Sikka, who brought a slice of Silicon Valley culture to Infosys campuses with his deep knowledge of technology and science, an informal personal style where he wore t-shirts to work or walked barefoot on the lawns of the Infosys campus obliging requests for selfies, enjoyed the status of a “rock star” among the younger lot of the two lakh-strong employees.“With his connections in Silicon Valley and higher education in the US, we felt Sikka was successful in positioning Infosys as an emerging technology company and not just a services company. This would have been good for the company in the long run and whether this can be achieved by anyone else is very doubtful,” the senior software engineer said.
“Every part of the company, every campus and every client would speak about the new thinking you brought to Infosys. Your lectures on AI and innovative thought leadership would always be with us.

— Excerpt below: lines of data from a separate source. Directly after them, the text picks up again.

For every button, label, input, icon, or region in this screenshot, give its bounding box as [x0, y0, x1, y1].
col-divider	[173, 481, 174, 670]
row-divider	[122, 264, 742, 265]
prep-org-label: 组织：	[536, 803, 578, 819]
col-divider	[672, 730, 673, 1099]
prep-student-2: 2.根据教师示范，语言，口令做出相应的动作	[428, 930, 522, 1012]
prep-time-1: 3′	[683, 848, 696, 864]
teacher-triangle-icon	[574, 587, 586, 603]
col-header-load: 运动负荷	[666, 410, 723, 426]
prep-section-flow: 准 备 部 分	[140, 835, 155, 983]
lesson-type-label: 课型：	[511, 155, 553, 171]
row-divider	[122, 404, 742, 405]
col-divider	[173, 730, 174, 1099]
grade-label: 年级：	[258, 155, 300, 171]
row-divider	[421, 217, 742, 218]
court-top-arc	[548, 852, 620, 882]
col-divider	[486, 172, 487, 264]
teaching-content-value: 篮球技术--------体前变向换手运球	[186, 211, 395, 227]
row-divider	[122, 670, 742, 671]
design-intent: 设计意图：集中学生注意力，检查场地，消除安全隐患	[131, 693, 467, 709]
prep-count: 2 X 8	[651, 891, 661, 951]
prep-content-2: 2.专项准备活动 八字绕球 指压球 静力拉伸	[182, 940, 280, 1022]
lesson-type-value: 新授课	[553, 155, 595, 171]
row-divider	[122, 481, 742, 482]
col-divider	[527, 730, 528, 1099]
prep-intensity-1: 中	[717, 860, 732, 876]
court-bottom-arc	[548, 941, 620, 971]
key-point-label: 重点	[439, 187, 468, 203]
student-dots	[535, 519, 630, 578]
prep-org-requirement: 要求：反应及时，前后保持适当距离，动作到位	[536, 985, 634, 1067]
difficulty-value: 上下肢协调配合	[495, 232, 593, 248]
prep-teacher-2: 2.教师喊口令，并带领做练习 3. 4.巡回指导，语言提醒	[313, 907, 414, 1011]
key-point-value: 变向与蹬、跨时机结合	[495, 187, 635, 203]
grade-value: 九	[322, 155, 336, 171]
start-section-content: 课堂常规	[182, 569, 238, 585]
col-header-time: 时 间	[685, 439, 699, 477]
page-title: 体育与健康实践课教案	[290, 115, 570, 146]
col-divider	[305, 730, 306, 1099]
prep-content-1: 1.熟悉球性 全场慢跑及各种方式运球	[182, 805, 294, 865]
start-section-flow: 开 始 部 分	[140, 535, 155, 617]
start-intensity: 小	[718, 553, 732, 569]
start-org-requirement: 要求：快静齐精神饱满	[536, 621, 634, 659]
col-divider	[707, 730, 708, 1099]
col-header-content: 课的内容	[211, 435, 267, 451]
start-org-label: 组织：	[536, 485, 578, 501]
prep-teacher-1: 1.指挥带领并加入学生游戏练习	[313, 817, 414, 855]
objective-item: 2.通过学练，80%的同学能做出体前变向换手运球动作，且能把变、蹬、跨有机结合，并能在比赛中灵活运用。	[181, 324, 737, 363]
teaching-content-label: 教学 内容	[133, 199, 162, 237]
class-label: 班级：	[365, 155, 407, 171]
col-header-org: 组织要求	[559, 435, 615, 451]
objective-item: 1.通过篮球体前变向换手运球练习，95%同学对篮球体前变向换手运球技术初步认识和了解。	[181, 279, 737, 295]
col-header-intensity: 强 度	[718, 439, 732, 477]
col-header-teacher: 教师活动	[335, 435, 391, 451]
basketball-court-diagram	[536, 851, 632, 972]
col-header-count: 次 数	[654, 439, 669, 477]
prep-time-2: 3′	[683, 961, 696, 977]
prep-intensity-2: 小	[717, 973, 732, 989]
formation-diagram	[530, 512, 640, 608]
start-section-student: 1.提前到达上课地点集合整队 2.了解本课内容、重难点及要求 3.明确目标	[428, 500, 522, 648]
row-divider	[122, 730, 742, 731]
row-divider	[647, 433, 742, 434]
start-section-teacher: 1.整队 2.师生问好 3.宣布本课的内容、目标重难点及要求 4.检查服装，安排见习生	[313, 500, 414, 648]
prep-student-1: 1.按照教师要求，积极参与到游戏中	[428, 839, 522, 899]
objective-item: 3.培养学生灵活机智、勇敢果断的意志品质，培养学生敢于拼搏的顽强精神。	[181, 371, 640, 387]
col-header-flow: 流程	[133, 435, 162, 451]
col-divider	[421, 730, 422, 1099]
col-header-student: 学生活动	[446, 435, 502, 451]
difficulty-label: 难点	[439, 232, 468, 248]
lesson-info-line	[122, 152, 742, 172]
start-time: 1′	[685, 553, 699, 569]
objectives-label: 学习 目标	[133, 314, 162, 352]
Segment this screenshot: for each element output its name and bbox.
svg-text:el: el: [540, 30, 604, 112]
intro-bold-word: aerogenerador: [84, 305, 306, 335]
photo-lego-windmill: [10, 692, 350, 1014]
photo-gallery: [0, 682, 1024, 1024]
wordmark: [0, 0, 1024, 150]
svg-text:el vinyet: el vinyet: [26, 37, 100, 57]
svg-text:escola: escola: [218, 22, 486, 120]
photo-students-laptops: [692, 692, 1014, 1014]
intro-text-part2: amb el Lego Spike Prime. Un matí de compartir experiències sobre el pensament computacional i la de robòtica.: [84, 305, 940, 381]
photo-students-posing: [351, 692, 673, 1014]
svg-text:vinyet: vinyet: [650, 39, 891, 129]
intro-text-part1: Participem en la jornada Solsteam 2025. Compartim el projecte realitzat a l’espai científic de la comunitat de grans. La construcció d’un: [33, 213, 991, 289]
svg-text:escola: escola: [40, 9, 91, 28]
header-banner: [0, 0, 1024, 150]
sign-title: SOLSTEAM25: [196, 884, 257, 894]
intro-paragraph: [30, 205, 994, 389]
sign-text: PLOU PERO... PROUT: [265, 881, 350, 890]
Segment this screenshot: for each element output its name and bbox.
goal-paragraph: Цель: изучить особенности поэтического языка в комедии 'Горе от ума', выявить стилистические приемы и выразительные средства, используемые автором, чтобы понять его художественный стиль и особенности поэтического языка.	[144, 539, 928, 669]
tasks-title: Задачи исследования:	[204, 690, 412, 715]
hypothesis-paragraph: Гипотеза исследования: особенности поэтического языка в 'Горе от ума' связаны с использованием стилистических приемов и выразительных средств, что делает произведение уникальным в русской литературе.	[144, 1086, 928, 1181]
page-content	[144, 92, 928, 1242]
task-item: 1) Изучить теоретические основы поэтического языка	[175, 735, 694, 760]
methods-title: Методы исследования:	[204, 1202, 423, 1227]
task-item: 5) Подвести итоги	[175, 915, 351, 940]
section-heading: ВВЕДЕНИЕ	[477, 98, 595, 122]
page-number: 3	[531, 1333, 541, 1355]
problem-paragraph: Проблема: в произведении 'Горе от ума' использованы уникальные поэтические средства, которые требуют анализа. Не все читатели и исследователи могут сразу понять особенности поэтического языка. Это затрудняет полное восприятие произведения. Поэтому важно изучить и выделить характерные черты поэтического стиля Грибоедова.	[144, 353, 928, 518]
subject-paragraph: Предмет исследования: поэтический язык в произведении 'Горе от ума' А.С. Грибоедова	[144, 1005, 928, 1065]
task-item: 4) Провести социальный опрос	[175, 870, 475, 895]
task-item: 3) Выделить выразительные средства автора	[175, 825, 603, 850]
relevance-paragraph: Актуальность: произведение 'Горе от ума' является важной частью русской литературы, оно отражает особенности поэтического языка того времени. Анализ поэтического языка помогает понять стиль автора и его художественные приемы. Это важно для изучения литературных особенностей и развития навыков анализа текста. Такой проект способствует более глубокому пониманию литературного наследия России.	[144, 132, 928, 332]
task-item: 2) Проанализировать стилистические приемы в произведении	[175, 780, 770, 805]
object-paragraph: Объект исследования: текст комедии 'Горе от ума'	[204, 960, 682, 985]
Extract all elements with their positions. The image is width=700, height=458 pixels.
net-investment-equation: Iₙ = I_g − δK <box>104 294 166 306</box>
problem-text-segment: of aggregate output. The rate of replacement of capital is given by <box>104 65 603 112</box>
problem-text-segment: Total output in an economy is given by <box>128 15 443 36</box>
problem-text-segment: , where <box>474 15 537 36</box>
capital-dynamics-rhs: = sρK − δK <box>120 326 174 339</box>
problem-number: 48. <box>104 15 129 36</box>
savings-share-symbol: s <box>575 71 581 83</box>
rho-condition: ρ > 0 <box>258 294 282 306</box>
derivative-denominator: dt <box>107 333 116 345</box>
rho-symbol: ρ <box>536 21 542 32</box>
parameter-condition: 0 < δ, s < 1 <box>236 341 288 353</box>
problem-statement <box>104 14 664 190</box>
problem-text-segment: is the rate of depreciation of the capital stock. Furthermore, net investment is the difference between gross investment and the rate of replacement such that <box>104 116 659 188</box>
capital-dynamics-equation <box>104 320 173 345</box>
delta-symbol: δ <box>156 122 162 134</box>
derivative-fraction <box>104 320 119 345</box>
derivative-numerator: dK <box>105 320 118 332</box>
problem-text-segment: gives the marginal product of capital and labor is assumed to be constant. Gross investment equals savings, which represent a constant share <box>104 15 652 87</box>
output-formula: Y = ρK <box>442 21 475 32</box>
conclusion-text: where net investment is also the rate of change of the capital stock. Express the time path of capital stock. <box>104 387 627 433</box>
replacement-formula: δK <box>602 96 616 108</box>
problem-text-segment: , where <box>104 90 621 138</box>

We are going to miss a great person at heart, great CEO with passion for machines, robots, cognitive thinking,” an Infosys employee said in response to Sikka’s communication on his blog about his exit. “Sometimes I felt you are a misfit for this company as your ideas and plans are way too high/good to be implemented in Infosys with this set of people,” said another employee on Sikka’s blog.
A section of employees are, however, not very downcast about the change of guard and are of the view that there is substance to rumours of wrong doing that has been swirling around since the end of the first year of Vishal Sikka’s tenure. “After Sikka took over, employees received good hikes following appraisals but in the last year, there have been no hikes and this has been demoralising especially after learning that some of the top management including Sikka received huge 55 per cent hikes,” a software engineer said. “The camps are divided — old thinking versus new thought leadership. Looks like this time old thinking has won,” an Infosys employee said about the exit of Sikka. “I sensed dope when I saw that Infosys was paying $200 million for the Panaya acquisition. Sikka will not be missed,” an Infosys employee said.